Grissini torinesi stirati delle sorelle Simili

Chi è passato da queste parti qualche giorno fa ad ammirare il tonno di coniglio avrà certamente notato nel piatto dei grissini.

Nessun segreto od esperimento ben riuscito ma un classico, una ricetta delle sorelle Simili che in casa mia, quanto a successo, se la batte con i crackers al rosmarino e sale di Maldon.

Vi avevo già proposto questi grissini nel vecchio blog però a causa del reindizzamento non mi è possibile linkarli…forse qualcuno ricorda i lunghi-lunghi, come era solito chiamarli la mia pulce qualche mese fa non riuscendo a pronunciare la parola grissini.

grissini stirati torinesi

Torinesi perché nascono nella città Sabauda. Stirati perché l’impasto, una volta ridotto a bastoncini, va afferrato alle due estremità con entrambe le mani e stirato.

I fornai torinesi sono talmente abili nell’arte di stendere l’impasto da riuscire ad ottenere grissini lunghi oltre il metro!

Pochi e semplici ingredienti…farina, acqua, lievito (in questo caso di birra…voglio la ola da tutti coloro che non hanno avuto il coraggio di adottare un lievito madre!), olio extravergine di oliva e semola, che oltre ad impedire all’impasto di attaccare alla teglia conferisce a questi grissini quell’aspetto rustico che tanto mi piace.

grissini stirati torinesi

grissini stirati torinesi

GRISSINI TORINESI STIRATI delle Sorelle Simili (per 25-30 pezzi)

  • 200 gr di farina di farro biologica (o farina 00 o quella che preferite)
  • 50 gr di farina integrale biologica macinata a pietra
  • 125 gr di acqua tiepida
  • 7 gr di lievito di birra
  • 1/2 cucchiaino di sale
  • 25 gr di olio extravergine di oliva + altro per pennellare
  • 1/2 cucchiaino di malto d’orzo (o miele o anche nulla)
  • farina di semola di grano duro

In una ciotola o su un piano di lavoro amalgamate tutti gli ingredienti e impastate per 8-10 minuti fino ad ottenere una palla omogenea. L’impasto non deve risultare troppo morbido.

Stendetelo fino ad ottenere un rettangolo di circa cm 10×30 ed appoggiatelo su uno strato di farina di semola di grano duro, pennellate abbondantemente con l’olio sia la superficie che i lati, cospargete quindi con altra semola.

Coprite e lasciate lievitare per 50-60 minuti in un ambiente caldo.

Con un coltello a lama alta o con una spatola tagliate dal lato corto dei bastoncini larghi circa un dito quindi afferrateli al centro con le dita e tirate verso l’esterno spostando le dita mano a mano che la pasta si assottiglia.

Disponeteli vicini, ma senza toccare, su una teglia ricoperta con carta da forno e regolateli con le dita per uniformare lo spessore (a me piacciono più irregolari perché sanno di casareccio). Se prendete troppa pasta ed il grissino risulta troppo lungo tagliatelo al limite della teglia ed il pezzo avanzato cuocetelo così come è perché non è possibile reimpastarlo.

Cuocete in forno già caldo a 200° per 15-18 minuti.

grissini stirati torinesi

TURIN-STYLE GRISSINI (BREADSTICKS) making 25-30 pieces

  • 200 gr organic spelt or plain flour
  • 50 gr organic stone-grounded whole-wheat flour
  • 125 gr warm water
  • 7 gr fresh yeast
  • 1/2 teaspoon salt
  • 25 gr extravirgin olive oil + more for brushing
  • 1/2 teaspoon malted barley syrup (o honey or anything)
  • durham wheat semolina

In a bowl or on a working surface combine all the ingredients and knead by hand for 8-10 minutes until a firm ball forms.
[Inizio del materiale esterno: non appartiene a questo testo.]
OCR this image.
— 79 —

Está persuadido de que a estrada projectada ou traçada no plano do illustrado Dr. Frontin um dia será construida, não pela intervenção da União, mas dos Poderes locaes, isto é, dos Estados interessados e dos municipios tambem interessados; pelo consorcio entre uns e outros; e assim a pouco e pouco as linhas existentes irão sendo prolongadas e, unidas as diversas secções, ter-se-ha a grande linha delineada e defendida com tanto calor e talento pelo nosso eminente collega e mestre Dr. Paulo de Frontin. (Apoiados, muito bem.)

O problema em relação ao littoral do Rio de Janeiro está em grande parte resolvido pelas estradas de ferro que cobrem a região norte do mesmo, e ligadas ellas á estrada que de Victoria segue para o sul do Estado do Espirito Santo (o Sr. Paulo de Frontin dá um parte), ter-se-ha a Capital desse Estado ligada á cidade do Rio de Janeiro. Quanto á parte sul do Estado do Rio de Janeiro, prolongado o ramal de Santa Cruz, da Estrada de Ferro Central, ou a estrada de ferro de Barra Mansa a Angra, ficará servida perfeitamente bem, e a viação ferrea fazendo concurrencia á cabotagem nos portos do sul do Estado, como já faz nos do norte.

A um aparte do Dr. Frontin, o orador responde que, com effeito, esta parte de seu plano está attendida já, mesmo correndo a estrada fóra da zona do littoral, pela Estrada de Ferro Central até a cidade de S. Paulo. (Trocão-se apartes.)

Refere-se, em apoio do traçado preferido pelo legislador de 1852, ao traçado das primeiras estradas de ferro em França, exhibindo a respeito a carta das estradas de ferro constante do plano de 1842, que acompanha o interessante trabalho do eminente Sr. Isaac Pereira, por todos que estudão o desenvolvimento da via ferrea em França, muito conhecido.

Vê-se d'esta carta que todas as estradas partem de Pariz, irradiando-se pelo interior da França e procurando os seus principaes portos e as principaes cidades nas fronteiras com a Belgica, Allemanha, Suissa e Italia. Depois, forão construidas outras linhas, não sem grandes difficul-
The dough should not be fluffy but rather stiff.

Roll out into a 10×30 cm rectangle and trasnfer on a tray previously dusted with semolina. Brush top and sides thoroughly with oil and sprinkle generously with other semolina.

Cover with a clean kitchen towel and leave to rise for 50-60 minutes in a warm place.

Pre-heat the oven to 400° F.

Using a chef’s knife or a spatula cut the dough on the short side into 2-cm large strips then pick up each strip by ends and pull gently apart allowing dough to become as long as your baking sheet.

Place on a baking sheet (covered with parchment paper) close but not touching and regulate by hand their thickness. If strips are too long cut them with your fingers and cook the short pieces together with the others since you cannot knead and shape them again.

Cook for 15 to 18 minutes until lightly brown.

***

Questa ricetta va a Panissimo di Sandra e Barbara ospitato questo mese da Maria Teresa.